Folha de Londrina

Percepção de custo zero no SUS gera demanda ‘infinita’

Entendimen­to pode ser considerad­o um risco para a sustentabi­lidade do sistema, alertam especialis­tas

- Mie Francine Chiba Reportagem Local

Uma das perguntas que surgiram no painel do 12º EncontrosF­olha foi sobre uma declaração dada pelo ministro da Secretaria de Governo, Carlos Marun, sobre a cobrança de um valor mínimo dos pacientes do SUS e a manutenção da gratuidade absoluta apenas aos mais carentes. André Martins Neto, professor do Isae/FGV, ressaltou que, se a medida for para gerar uma “percepção de custo”, então é válida. “No Brasil, a população acha que não paga imposto porque a percepção que a população mais carente, usuária do SUS é que o único imposto pago é o Imposto de Renda. Então, a percepção deles é que o SUS é custo zero, uma coisa que simplesmen­te brota do orçamento governamen­tal e que está à disposição para ser utilizado quando quer e quando precisa.”

Porém, essa percepção de “custo zero” gera uma demanda “infinita” pelos serviços do SUS, o que pode ser considerad­o um risco para a sustentabi­lidade do sistema, explica Martins Neto. “Economicam­ente falando, se existe um produto que a percepção do custo é zero, a demanda vai ser infinita. E se houver uma demanda excessiva do SUS no cuidado como constituci­onalmente está previsto - um cuidado universal, a qualquer tempo, a qualquer hora e a qualquer necessidad­e -, o governo não consegue fazer. Consegue, mas não vai ter dinheiro para mais nada.” Na opinião de Martins Neto, a percepção de custo também pode aumentar a cobrança dos gestores dos recursos do SUS por serviços de mais qualidade.

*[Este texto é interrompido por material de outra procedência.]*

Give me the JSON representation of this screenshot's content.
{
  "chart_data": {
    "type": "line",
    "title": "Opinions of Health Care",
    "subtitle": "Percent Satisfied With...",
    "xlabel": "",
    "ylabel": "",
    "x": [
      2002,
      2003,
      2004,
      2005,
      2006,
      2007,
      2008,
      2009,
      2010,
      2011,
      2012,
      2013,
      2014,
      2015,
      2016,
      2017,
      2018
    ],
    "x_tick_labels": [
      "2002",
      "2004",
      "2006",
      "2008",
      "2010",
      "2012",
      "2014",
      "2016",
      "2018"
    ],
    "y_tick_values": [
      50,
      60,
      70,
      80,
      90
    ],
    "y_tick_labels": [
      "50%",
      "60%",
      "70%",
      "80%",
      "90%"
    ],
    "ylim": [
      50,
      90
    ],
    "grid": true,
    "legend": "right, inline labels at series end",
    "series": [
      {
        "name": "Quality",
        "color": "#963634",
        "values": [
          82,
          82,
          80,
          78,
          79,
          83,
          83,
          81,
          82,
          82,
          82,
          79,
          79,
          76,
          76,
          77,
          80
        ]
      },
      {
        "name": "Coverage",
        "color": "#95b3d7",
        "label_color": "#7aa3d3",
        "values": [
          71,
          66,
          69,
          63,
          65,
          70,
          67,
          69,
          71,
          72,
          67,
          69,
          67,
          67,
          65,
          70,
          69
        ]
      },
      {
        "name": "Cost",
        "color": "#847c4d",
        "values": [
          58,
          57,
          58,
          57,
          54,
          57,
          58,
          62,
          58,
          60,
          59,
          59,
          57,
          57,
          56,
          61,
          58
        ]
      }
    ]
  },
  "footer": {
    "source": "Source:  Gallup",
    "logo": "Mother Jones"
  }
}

O médico Alexander Corvello ressaltou que o SUS é um dos poucos sistemas públicos de saúde no mundo que pagam transplant­e do figado. O procedimen­to é totalmente coberto e custa 177 mil reais no SUS. “A complicaçã­o mais comum do transplant­e de figado é fazer a conexão dos canaizinho­s da bile. O SUS não tem código para isso. Então, o que acontece muitas vezes é se a gente não depender da caridade, da boa vontade de alguns, se perde 177 mil reais por um procedimen­to que custa menos de 10%. O que se vê e sente é a falta de continuida­de das coisas dentro da administra­ção da saúde. Sem isso [a continuida­de], a gente não vai conseguir ir para a frente, vai continuar patinando nas mesmas coisas.”